【台北=矢板明夫】台湾の馬英九前総統は7日、12日間の中国訪問を終えて台湾に戻った。台北近郊の桃園国際空港で「(中国と)迅速に対話と交流を回復させることは、台湾民衆の利益に合う」との声明を発表した。馬氏は「歓迎を受け、現地の若者らと踏み込んだ交流ができた」などと自賛し、訪中の成果をアピールした。
中国国民党の馬氏は、5日に米国でマッカーシー下院議長と会談した民主進歩党の蔡英文総統について「台湾を危険な状態に導く」と批判した。

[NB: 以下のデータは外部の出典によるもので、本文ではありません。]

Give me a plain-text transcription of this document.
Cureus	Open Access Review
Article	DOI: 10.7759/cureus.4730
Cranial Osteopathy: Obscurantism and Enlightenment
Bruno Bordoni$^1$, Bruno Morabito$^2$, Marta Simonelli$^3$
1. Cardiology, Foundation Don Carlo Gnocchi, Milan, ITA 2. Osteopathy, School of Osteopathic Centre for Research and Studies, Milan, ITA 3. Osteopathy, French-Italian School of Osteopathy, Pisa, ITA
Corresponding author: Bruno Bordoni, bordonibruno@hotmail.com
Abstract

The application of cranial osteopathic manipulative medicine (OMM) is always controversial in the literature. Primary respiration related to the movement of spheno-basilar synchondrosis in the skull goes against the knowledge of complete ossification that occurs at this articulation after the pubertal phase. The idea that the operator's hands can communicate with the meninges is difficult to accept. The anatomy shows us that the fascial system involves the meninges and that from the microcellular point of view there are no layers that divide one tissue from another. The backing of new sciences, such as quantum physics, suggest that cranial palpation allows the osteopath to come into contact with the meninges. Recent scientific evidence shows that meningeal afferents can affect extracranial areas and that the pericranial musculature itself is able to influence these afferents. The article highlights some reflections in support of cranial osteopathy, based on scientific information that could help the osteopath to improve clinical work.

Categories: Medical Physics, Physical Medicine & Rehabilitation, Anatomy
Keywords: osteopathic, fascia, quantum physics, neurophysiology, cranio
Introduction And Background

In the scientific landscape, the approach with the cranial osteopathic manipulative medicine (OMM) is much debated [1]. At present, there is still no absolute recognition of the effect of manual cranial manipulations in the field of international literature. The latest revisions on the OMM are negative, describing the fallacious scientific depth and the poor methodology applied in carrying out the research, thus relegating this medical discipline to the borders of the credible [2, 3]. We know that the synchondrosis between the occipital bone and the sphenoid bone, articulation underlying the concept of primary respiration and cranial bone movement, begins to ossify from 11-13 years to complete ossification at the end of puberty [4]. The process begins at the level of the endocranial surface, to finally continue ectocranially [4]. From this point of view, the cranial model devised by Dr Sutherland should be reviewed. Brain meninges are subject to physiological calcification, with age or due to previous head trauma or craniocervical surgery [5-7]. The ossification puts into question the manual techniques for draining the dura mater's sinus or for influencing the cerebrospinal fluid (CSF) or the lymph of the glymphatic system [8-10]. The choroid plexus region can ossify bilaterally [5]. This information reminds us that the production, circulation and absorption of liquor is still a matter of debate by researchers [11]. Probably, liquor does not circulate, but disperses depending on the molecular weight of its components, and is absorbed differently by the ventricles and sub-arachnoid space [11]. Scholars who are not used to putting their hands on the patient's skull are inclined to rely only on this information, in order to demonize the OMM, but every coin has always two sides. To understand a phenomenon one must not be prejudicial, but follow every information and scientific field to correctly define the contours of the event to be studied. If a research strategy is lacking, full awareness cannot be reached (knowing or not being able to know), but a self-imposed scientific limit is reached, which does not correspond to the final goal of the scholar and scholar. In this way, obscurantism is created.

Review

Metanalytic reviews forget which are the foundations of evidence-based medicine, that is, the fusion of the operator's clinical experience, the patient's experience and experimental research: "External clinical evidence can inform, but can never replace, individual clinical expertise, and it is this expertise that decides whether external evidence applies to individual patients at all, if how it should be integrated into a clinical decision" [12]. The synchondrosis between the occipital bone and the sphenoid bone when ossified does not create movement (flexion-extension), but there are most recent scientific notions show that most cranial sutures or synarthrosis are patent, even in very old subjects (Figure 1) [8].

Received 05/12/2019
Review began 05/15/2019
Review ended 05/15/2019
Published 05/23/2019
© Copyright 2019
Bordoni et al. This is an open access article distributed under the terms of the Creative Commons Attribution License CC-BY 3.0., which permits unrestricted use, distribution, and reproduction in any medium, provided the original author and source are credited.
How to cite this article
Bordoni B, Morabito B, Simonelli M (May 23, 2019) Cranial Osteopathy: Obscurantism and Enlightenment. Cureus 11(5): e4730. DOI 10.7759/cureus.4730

馬氏は3月27日から上海、南京、武漢、重慶などを回り、各地の指導者と会談したほか、「南京大虐殺記念館」など5カ所の抗日施設を見学した。そのたびに「中華民族は結束すべきだ」などと強調し、自らが中国人であることをアピールした。
馬氏の一部旅程には中国で台湾政策の実務トップを務める宋濤(そう・とう)国務院(政府)台湾事務弁公室主任が同行し、会談を重ねた。しかし、香港メディアなどが事前に伝えた中国共産党序列4位の王滬寧(おう・こねい)人民政治協商会議主席との面会は実現しなかった。
中国は台湾を国として認めていないため、馬氏は中国で「前総統」と呼称されず、「馬さん」と呼ばれた。しかし、馬氏が南京で「(中国が存在を認めていない)中華民国の前総統」と自称したため、中国側の逆鱗に触れた可能性があると台湾のメディア関係者は指摘した。